Solo.io raises $11M to help enterprises adopt cloud-native technologies

Solo.io, a Cambridge, Mass-based startup that helps enterprises adopt cloud-native technologies, is coming out of stealth mode today and announcing both its Series A funding round and the launch of its Gloo Enterprise API gateway.

Redpoint Ventures led the $11 million Series A round, with participation from seed investor True Ventures . Like most companies at the Series A state, Solo.io plans to use the money to invest in the product development of its enterprise and open-source tools, as well as to grow its sales and marketing teams.

Solo.io offers a number of open-source tools, like the Gloo function gateway, the Sqoop GraphQL server and the SuperGloo (see a theme here?) service mesh orchestration platform. In addition, the team has also, among others, open-sourced its Kubernetes debugger, a tool for building and running unikernels.

Its first commercial offering, though, is an enterprise version of the Gloo function gateway. Built on top of the Envoy proxy, Gloo can handle the routing necessary to connect incoming API requests to microservices, serverless applications (on the likes of AWS Lambda) and traditional monolithic applications behind the proxy. Gloo handles the load balancing and other functions necessary to aggregate the incoming API requests and route them to their destinations.

“Costumers who use Gloo to connect between microservices and serverless found that invocation of [AWS] Lambda is 350ms faster than the AWS API Gateway,” Idit Levine, the founder and CEO of Solo.io, told me. “Gloo also offers them direct money saving, since AWS bills per invocation. In general, Gloo offers money saving because it allows our clients to use the less expensive technologies — like their legacy apps, and sometimes containers — whenever they can, and limit the use of more expensive stuff to whenever it’s necessary.”

The enterprise version adds features like audit controls, single sign-on and more advanced security tools to the platform.

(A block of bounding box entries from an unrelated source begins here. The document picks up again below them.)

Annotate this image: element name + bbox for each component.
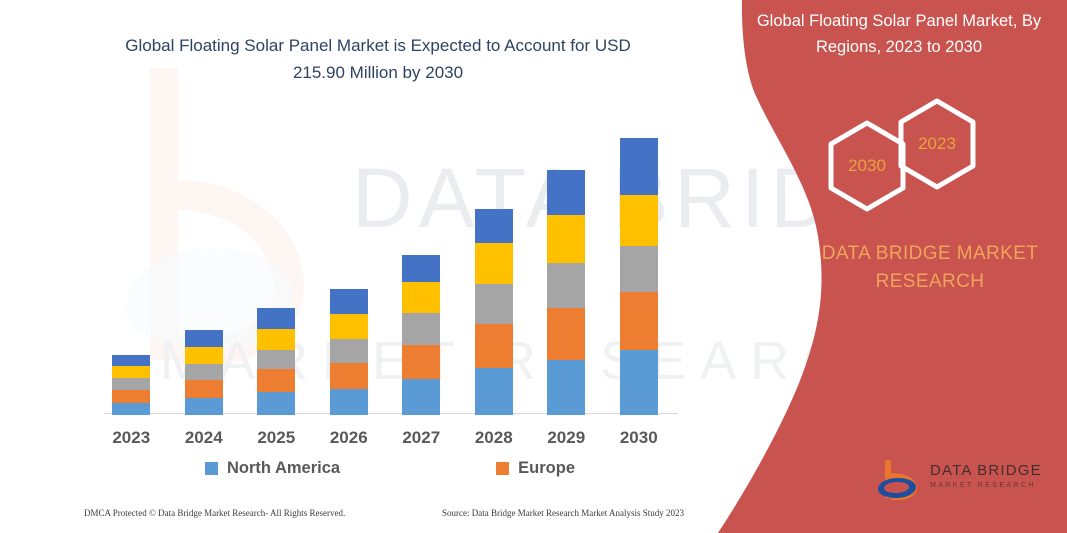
bar-segment [620,195,658,246]
stacked-bar [402,255,440,415]
bar-segment [185,347,223,364]
footer-copyright: DMCA Protected © Data Bridge Market Rese… [84,508,345,518]
stacked-bar [620,138,658,415]
bar-segment [257,308,295,329]
bar-segment [257,350,295,369]
bar-segment [547,360,585,415]
bar-column [458,120,530,415]
bar-segment [620,138,658,195]
bar-segment [330,389,368,415]
legend-item[interactable]: North America [205,459,340,478]
stacked-bar-chart [95,120,675,415]
bar-segment [547,170,585,215]
bar-segment [402,379,440,415]
bar-segment [330,314,368,339]
bar-column [95,120,167,415]
bar-segment [475,284,513,324]
bar-segment [402,345,440,379]
bar-column [603,120,675,415]
legend-label: Europe [518,459,575,478]
bar-segment [475,324,513,368]
bar-segment [257,392,295,415]
x-axis-label: 2030 [603,428,675,454]
chart-legend: North AmericaEurope [205,455,575,481]
dbmr-logo-wordmark: DATA BRIDGE MARKET RESEARCH [930,462,1054,489]
stacked-bar [330,289,368,415]
bar-segment [185,380,223,398]
bar-segment [185,398,223,415]
bar-segment [112,366,150,378]
bar-segment [330,289,368,314]
brand-name: DATA BRIDGE MARKET RESEARCH [790,240,1067,296]
x-axis-label: 2025 [240,428,312,454]
stacked-bar [257,308,295,415]
bar-segment [547,263,585,308]
x-axis-label: 2029 [530,428,602,454]
bar-segment [112,390,150,403]
dbmr-logo-mark-icon [876,458,922,504]
infographic-root: DATA BRIDGE MARKET RESEARCH Global Float… [0,0,1067,533]
x-axis-label: 2027 [385,428,457,454]
x-axis-label: 2024 [168,428,240,454]
footer: DMCA Protected © Data Bridge Market Rese… [84,508,684,518]
bar-segment [112,355,150,366]
legend-label: North America [227,459,340,478]
x-axis-label: 2023 [95,428,167,454]
stacked-bar [112,355,150,415]
bar-segment [185,364,223,380]
x-axis-labels: 20232024202520262027202820292030 [95,428,675,454]
bar-segment [475,209,513,243]
panel-title: Global Floating Solar Panel Market, By R… [744,8,1054,60]
hexagon-badges: 2030 2023 [816,96,996,214]
stacked-bar [475,209,513,415]
x-axis-label: 2028 [458,428,530,454]
dbmr-wordmark-line1: DATA BRIDGE [930,462,1054,479]
bar-column [530,120,602,415]
bar-column [313,120,385,415]
legend-swatch-icon [205,462,218,475]
bar-column [385,120,457,415]
brand-name-line1: DATA BRIDGE MARKET [790,240,1067,268]
chart-plot-area [95,120,675,415]
hexagon-badge-2023: 2023 [894,96,980,192]
bar-segment [620,350,658,415]
dbmr-wordmark-line2: MARKET RESEARCH [930,482,1054,489]
stacked-bar [547,170,585,415]
stacked-bar [185,330,223,415]
bar-segment [112,403,150,415]
bar-segment [547,215,585,263]
bar-segment [402,282,440,313]
hexagon-label-2023: 2023 [894,134,980,154]
page-title: Global Floating Solar Panel Market is Ex… [118,32,638,86]
bar-segment [112,378,150,390]
bar-segment [330,363,368,389]
legend-swatch-icon [496,462,509,475]
bar-segment [547,308,585,360]
legend-item[interactable]: Europe [496,459,575,478]
bar-segment [620,292,658,350]
bar-segment [185,330,223,347]
bar-segment [475,243,513,284]
x-axis-label: 2026 [313,428,385,454]
bar-segment [620,246,658,292]
bar-column [168,120,240,415]
bar-segment [402,313,440,345]
bar-segment [257,329,295,350]
bar-segment [330,339,368,363]
bar-segment [475,368,513,415]
bar-segment [257,369,295,392]
brand-name-line2: RESEARCH [790,268,1067,296]
footer-source: Source: Data Bridge Market Research Mark… [442,508,684,518]
bar-segment [402,255,440,282]
dbmr-logo: DATA BRIDGE MARKET RESEARCH [876,458,1052,506]
bar-column [240,120,312,415]
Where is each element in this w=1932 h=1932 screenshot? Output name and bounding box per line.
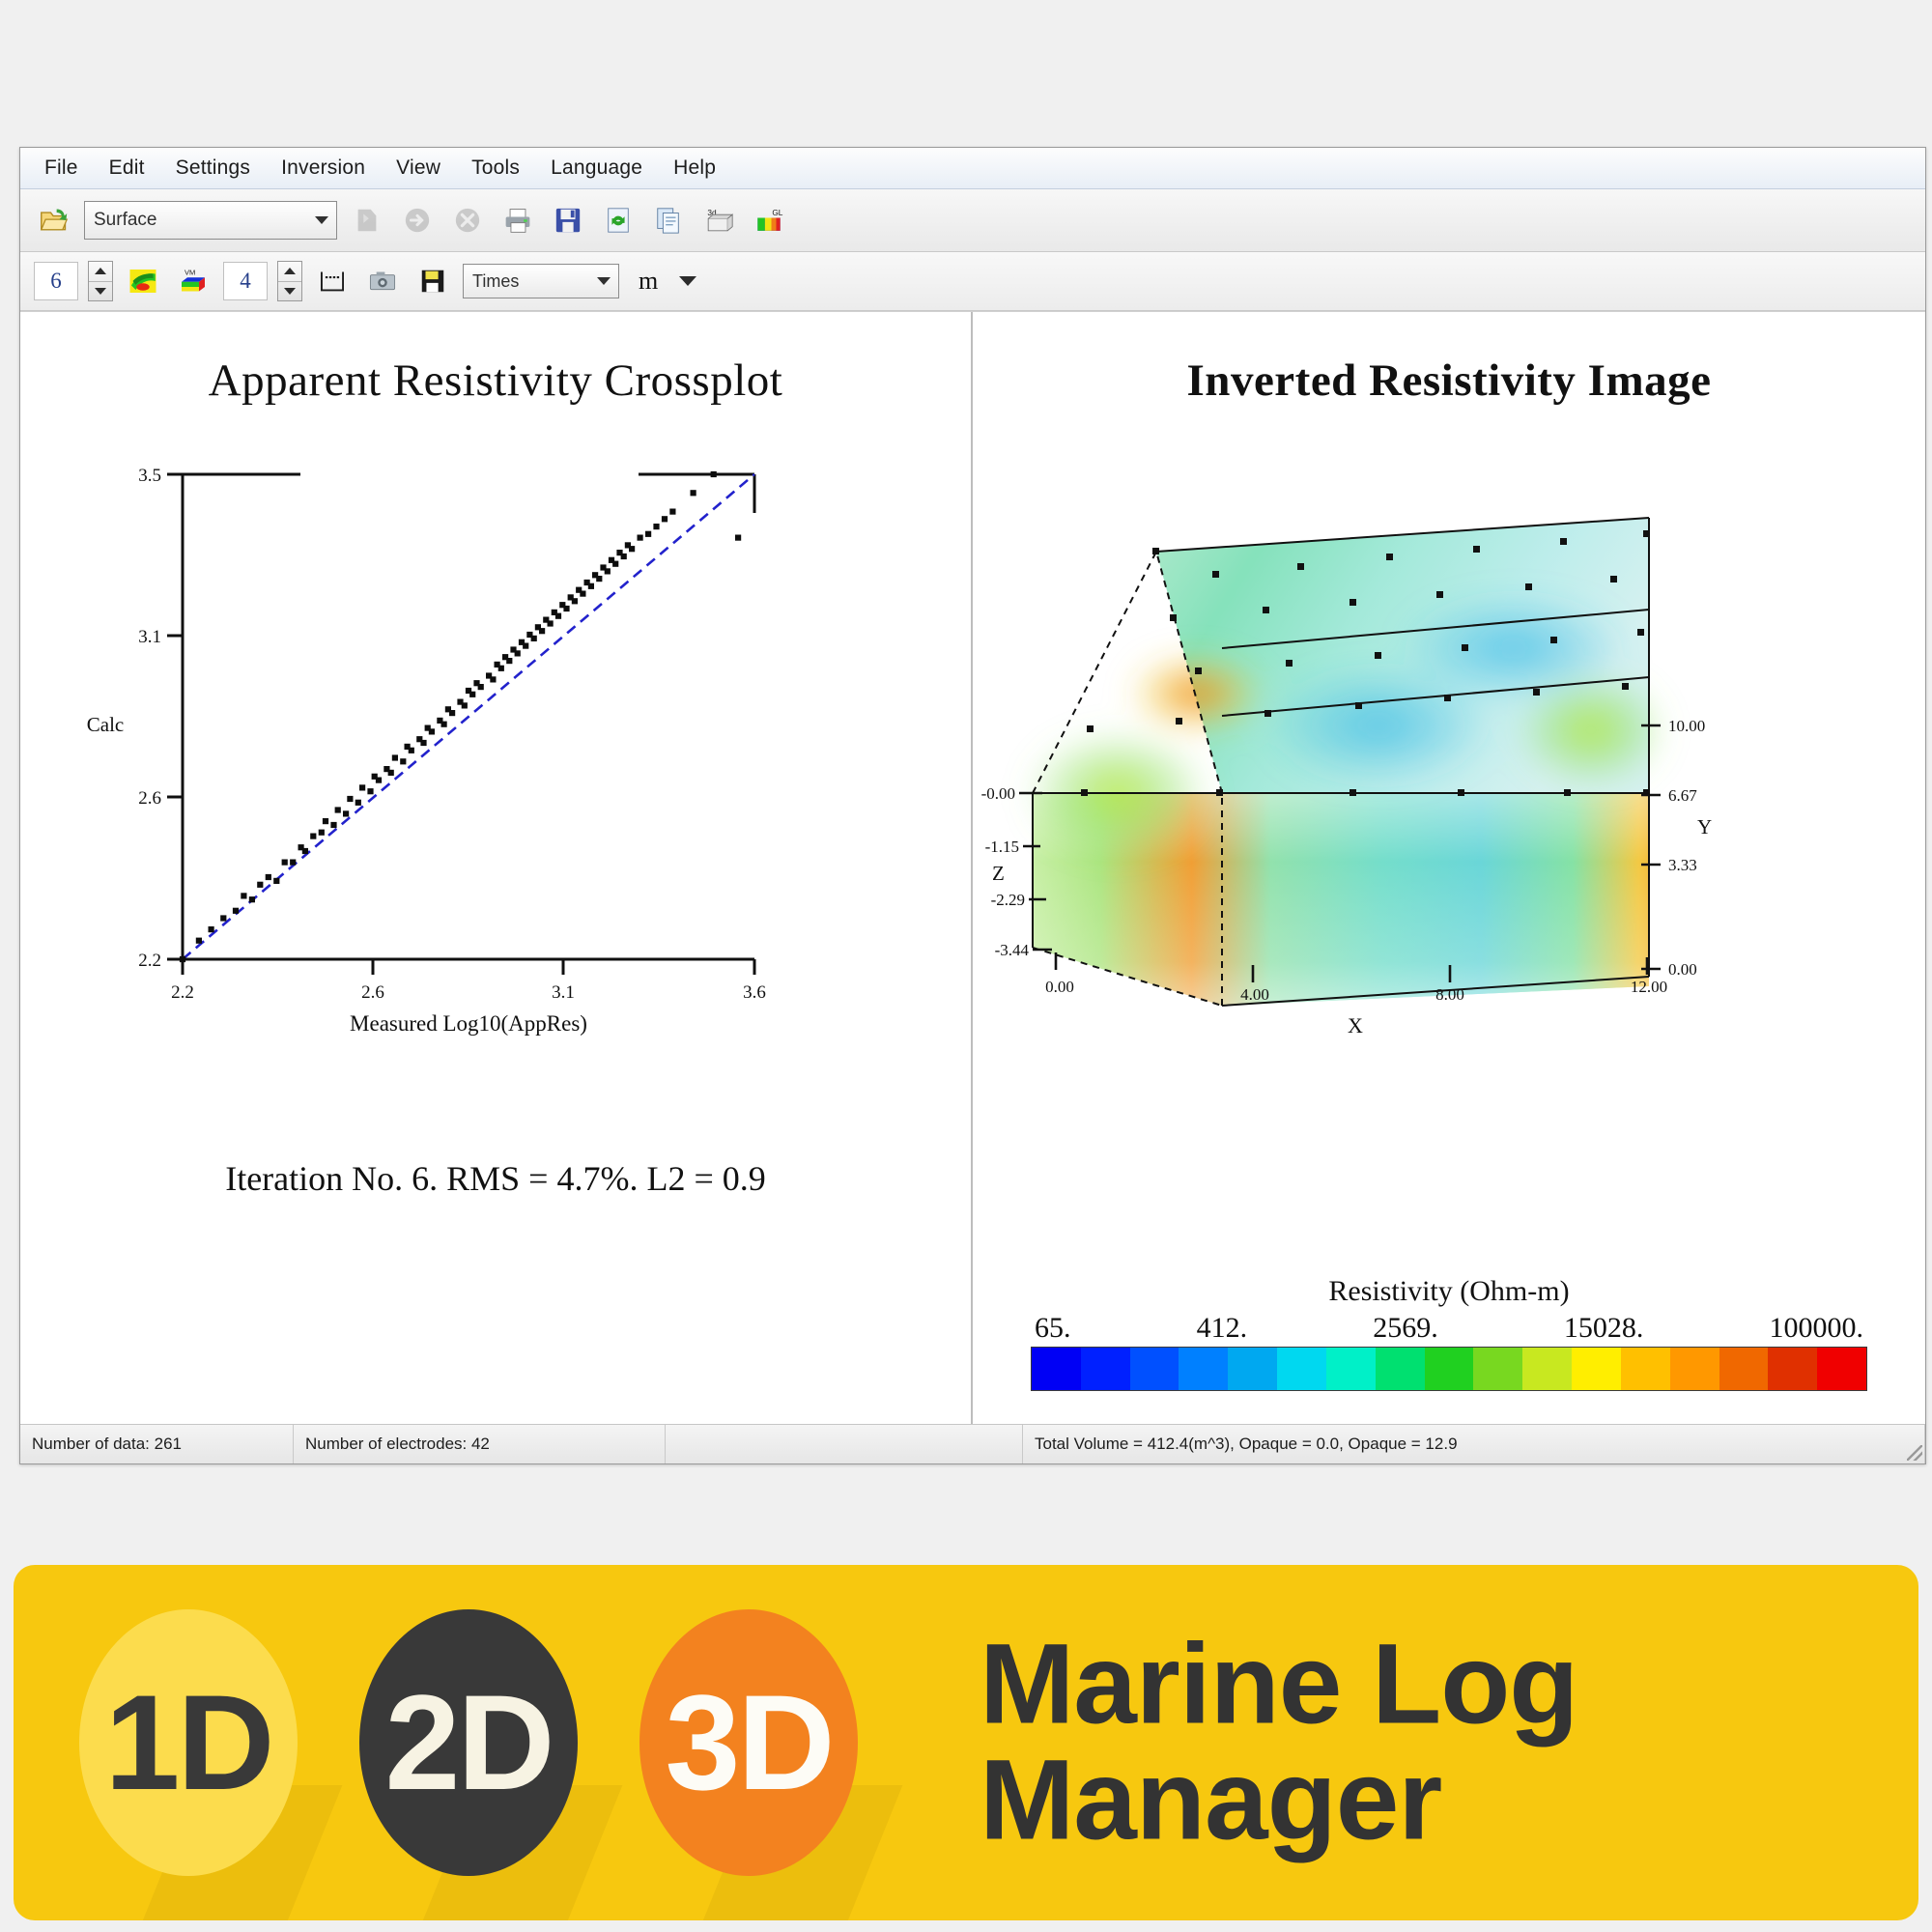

In addition to broadening its customer base, the company plans to invest heavily into its customer success and support teams, as well as its evangelism and education efforts, Levine tells me.

“Helping enterprises easily adopt innovative technologies like microservices, serverless and service mesh is our goal at Solo.io,” Levine in today’s announcement. “Melding different technologies into one coherent environment, by supplying a suite of tools to route, debug, manage, monitor and secure applications, lets organizations focus on their software without worrying about the complexity of the underlying environment.”